À première vue, le dernier film de Ryan Coogler, Sinners, se présente comme une histoire d'horreur vampirique, mais son véritable génie réside dans le fait de transporter le public dans le Mississippi des années 1930 tout en intégrant la musique blues—historiquement condamnée comme « la musique du diable »—à la trame de son ensemble majoritairement noir. Porté par la double interprétation de Michael B. Jordan dans le rôle des frères jumeaux Smoke et Stack, le film redéfinit le genre en mêlant folklore, histoire et héritage musical.
« Au-delà de la soif de sang typique des vampires, Sinners vibre d'une bande-son inoubliable », note Eric Goldman dans son élogieux critique de Sinners pour IGN. « Lorsque Sammie (Miles Caton) et la légende du blues Delta Slim (Delroy Lindo) se produisent dans l'établissement des frères, Coogler transforme leur musique en une lentille pour examiner les connexions humaines universelles—comment les mélodies lient les communautés à travers les générations, souvent sans qu'on en ait conscience. »
Le film oppose habilement deux traditions musicales—le blues afro-américain et le folk irlandais—comme métaphores de traumatismes coloniaux partagés. Leurs performances culminantes, comme l'observe Goldman, positionnent Sinners comme « un film proche des comédies musicales » qui « révèle comment le son immortalise ses créateurs à travers les siècles. »

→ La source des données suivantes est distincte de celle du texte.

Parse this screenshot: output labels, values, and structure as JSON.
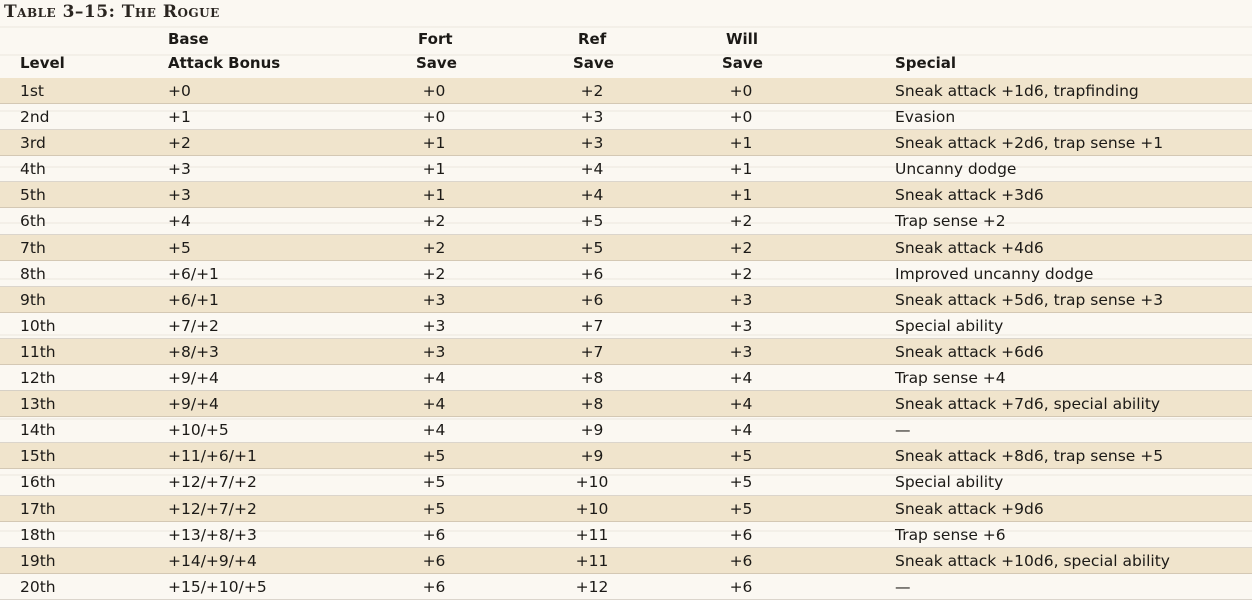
{
  "title": "Table 3–15: The Rogue",
  "headers": {
    "level": [
      "",
      "Level"
    ],
    "bab": [
      "Base",
      "Attack Bonus"
    ],
    "fort": [
      "Fort",
      "Save"
    ],
    "ref": [
      "Ref",
      "Save"
    ],
    "will": [
      "Will",
      "Save"
    ],
    "special": [
      "",
      "Special"
    ]
  },
  "rows": [
    {
      "level": "1st",
      "bab": "+0",
      "fort": "+0",
      "ref": "+2",
      "will": "+0",
      "special": "Sneak attack +1d6, trapfinding"
    },
    {
      "level": "2nd",
      "bab": "+1",
      "fort": "+0",
      "ref": "+3",
      "will": "+0",
      "special": "Evasion"
    },
    {
      "level": "3rd",
      "bab": "+2",
      "fort": "+1",
      "ref": "+3",
      "will": "+1",
      "special": "Sneak attack +2d6, trap sense +1"
    },
    {
      "level": "4th",
      "bab": "+3",
      "fort": "+1",
      "ref": "+4",
      "will": "+1",
      "special": "Uncanny dodge"
    },
    {
      "level": "5th",
      "bab": "+3",
      "fort": "+1",
      "ref": "+4",
      "will": "+1",
      "special": "Sneak attack +3d6"
    },
    {
      "level": "6th",
      "bab": "+4",
      "fort": "+2",
      "ref": "+5",
      "will": "+2",
      "special": "Trap sense +2"
    },
    {
      "level": "7th",
      "bab": "+5",
      "fort": "+2",
      "ref": "+5",
      "will": "+2",
      "special": "Sneak attack +4d6"
    },
    {
      "level": "8th",
      "bab": "+6/+1",
      "fort": "+2",
      "ref": "+6",
      "will": "+2",
      "special": "Improved uncanny dodge"
    },
    {
      "level": "9th",
      "bab": "+6/+1",
      "fort": "+3",
      "ref": "+6",
      "will": "+3",
      "special": "Sneak attack +5d6, trap sense +3"
    },
    {
      "level": "10th",
      "bab": "+7/+2",
      "fort": "+3",
      "ref": "+7",
      "will": "+3",
      "special": "Special ability"
    },
    {
      "level": "11th",
      "bab": "+8/+3",
      "fort": "+3",
      "ref": "+7",
      "will": "+3",
      "special": "Sneak attack +6d6"
    },
    {
      "level": "12th",
      "bab": "+9/+4",
      "fort": "+4",
      "ref": "+8",
      "will": "+4",
      "special": "Trap sense +4"
    },
    {
      "level": "13th",
      "bab": "+9/+4",
      "fort": "+4",
      "ref": "+8",
      "will": "+4",
      "special": "Sneak attack +7d6, special ability"
    },
    {
      "level": "14th",
      "bab": "+10/+5",
      "fort": "+4",
      "ref": "+9",
      "will": "+4",
      "special": "—"
    },
    {
      "level": "15th",
      "bab": "+11/+6/+1",
      "fort": "+5",
      "ref": "+9",
      "will": "+5",
      "special": "Sneak attack +8d6, trap sense +5"
    },
    {
      "level": "16th",
      "bab": "+12/+7/+2",
      "fort": "+5",
      "ref": "+10",
      "will": "+5",
      "special": "Special ability"
    },
    {
      "level": "17th",
      "bab": "+12/+7/+2",
      "fort": "+5",
      "ref": "+10",
      "will": "+5",
      "special": "Sneak attack +9d6"
    },
    {
      "level": "18th",
      "bab": "+13/+8/+3",
      "fort": "+6",
      "ref": "+11",
      "will": "+6",
      "special": "Trap sense +6"
    },
    {
      "level": "19th",
      "bab": "+14/+9/+4",
      "fort": "+6",
      "ref": "+11",
      "will": "+6",
      "special": "Sneak attack +10d6, special ability"
    },
    {
      "level": "20th",
      "bab": "+15/+10/+5",
      "fort": "+6",
      "ref": "+12",
      "will": "+6",
      "special": "—"
    }
  ],
  "colors": {
    "shade": "#f0e4cc",
    "paper": "#fbf8f2"
  }
}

Dans une interview exclusive (éditée pour plus de clarté), Coogler discute de la mythologie du blues, de la profondeur inattendue de l'antagoniste vampire, et pourquoi ces morceaux de bravoure sont devenus l'épine dorsale du film.
IGN : Comment la musique blues définit-elle le paysage émotionnel de ce monde ?
Ryan Coogler : C'est une affirmation brute de l'humanité—le corps et l'âme. Les prêcheurs l'ont diabolisée, mais le blues reconnaît ce que les hymnes omettent : le désir, la rage, la souffrance. Dans les juke joints, les gens se débarrassent des masques exigés dans les champs de coton ou les églises. Il n'y a pas d'hypocrisie ici—juste la vérité non filtrée. Quand un homme chante "Je ne vaux rien", il assume chaque défaut tout en gardant son esprit intact.
IGN : La communauté vampire unit des origines diverses—quelle est votre vision ?
Coogler : La dualité de Remmick m'a obsédé. L'écrire était aussi personnel que Killmonger dans Black Panther. Il renverse les attentes—voir le public réaliser que ses opinions raciales inversent leurs présomptions était électrisant. La plupart des films de vampires présentent des covens déjà établis ; ici, nous sommes témoins d'un leader qui forge sa tribu.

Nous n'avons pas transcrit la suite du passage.